Son toplantımız 3.5 saat sürdü. Sayın Öcalan bunun tarihi bir toplantı olduğunu ve tarihi sonuçlar vereceğini ifade etti. Bir sonraki toplantının da bu şekilde tarihi bir toplantı niteliği taşıyacağını söyledi.
PARİS KATLİAMINI YAPANLAR MUTLAKA HESAP VERECEK
-Neler konuştunuz?
Sayın Öcalan toplantıya Paris katliamından söz ederek başladı. Paris’teki katliamın çok büyük bir darbe girişimi olduğunu, kendisinin başlatmış olduğu süreci bitirmeyi hedeflediğini tekrar ifade etti. Sayın Öcalan, Paris’te Sakineleri katleden zihniyetin aslında kendisine ve Kürt hareketine mesaj verdiğini , ‘Biz PKK’yi böyle hallederiz’ mesajını iletmek istediklerini belirtti. Hem içerde hem de dışarda, hem ulusal hem uluslararası farklı boyutları olan bir Gladio yapısının olduğunu söyledi. Bir yıllık süre içerisinde de İmralı’daki çalışmalarında kendisinin en büyük amacının bu Kontracı katliamcı güçleri açığa çıkartmak, teşhir etmek olduğunu ve bu yönlü yoğunlaşmalar içerisinde olduğunu ifade etti. Bu katliamı yapanların tarih önünde mutlaka hesap vereceklerini, Sakine, Leyla ve Fidan yoldaşların şahsında tüm yoldaşlara, özgürlük şehitlerine bu konuda söz verdiğini ifade etti. ‘Geliştireceğimiz kalıcı barış ve büyük demokratik çözüm bu katliamı yapanlara en güçlü yanıt olacak ve oluşturacağımız bu demokratik çözümü de bütün özgürlük şehitlerimize adayacağız’ dedi. Dün yine biliyorsunuz Paris’te on binlerce Kürt bu katliamı protesto etmek ve lanetlemek için alanlardaydı, yaklaşık bir hafta içerisinde hiç kesintisiz bir şekilde bu demokratik tepkiler ortaya koydu. Sayın Öcalan bu demokratik tepkileri son derece anlamlı bulduğunu, halkın ortaya koymuş olduğu bu duyarlılığı da özel olarak selamladığını ifade etti.

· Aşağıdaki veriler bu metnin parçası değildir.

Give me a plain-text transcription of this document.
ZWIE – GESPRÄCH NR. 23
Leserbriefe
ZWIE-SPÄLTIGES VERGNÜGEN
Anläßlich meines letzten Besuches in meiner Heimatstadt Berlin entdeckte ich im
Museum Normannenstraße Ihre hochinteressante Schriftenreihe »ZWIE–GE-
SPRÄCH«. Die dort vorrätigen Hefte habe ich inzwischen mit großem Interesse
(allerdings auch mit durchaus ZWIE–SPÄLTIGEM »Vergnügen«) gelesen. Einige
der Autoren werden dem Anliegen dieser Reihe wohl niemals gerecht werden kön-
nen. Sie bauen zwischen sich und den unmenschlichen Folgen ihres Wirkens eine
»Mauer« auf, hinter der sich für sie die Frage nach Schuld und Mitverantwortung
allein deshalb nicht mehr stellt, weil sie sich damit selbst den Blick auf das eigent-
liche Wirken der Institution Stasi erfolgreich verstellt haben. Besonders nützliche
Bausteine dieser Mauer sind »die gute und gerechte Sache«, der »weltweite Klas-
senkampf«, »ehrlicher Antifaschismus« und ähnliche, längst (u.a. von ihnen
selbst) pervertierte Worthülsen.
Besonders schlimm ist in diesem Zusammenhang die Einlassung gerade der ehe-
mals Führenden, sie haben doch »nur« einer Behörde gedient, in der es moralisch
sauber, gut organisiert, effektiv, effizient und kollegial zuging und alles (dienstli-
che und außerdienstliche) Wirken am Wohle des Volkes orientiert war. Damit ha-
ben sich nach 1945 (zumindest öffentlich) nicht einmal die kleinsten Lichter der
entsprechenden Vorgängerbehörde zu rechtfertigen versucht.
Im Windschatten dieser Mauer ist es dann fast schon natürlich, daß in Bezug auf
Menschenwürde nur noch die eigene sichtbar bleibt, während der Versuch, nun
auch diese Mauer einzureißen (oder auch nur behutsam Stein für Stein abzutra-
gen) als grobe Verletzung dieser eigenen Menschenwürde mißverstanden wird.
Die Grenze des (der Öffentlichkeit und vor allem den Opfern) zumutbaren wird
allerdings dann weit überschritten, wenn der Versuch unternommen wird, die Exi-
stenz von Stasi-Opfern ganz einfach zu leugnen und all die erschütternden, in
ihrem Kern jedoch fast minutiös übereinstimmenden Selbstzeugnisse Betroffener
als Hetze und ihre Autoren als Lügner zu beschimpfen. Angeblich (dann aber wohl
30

SÜRECİ SABOTE ETMEK İSTEYEN DARBECİ ANLAYIŞ DEVREDE
-Sayın Öcalan özellikle “Ülkeyi bir darbe ateşiyle yeniden yangın yerine çevirmek isteyenler bizim bu ateşe benzin taşımayacağımızı bilmelidir diye bir yorumda bulundu, bunu neye istinaden söyledi?
Sayın Öcalan bu çözüm sürecinin tarihi bir Türk-Kürt ittifakını öngördüğünü ve gerek Kürdistan’da gerek Türkiye’de gerekse de Ortadoğu’da tarihi gelişmeleri içinde barındıran bir süreç olduğunu ifade ediyor. Çözüm süreciyle beraber bu süreci sabote etmek isteyen darbeci bir anlayışın devreye girdiğini, darbeci bir yaklaşımın bu süreci akamete uğratma çabası içerisinde olduğunu ifade ediyor. Demin bahsettiğim gibi 9 Ocak Paris katliamının da aslında bu yönüyle süreci hedefleyen bir darbe olduğunu ifade etmişti. Son dönemdeki gelişmelerin de bu darbe sürecinin bir parçası olduğunu söyledi.
– Cemaati mi kastediyor?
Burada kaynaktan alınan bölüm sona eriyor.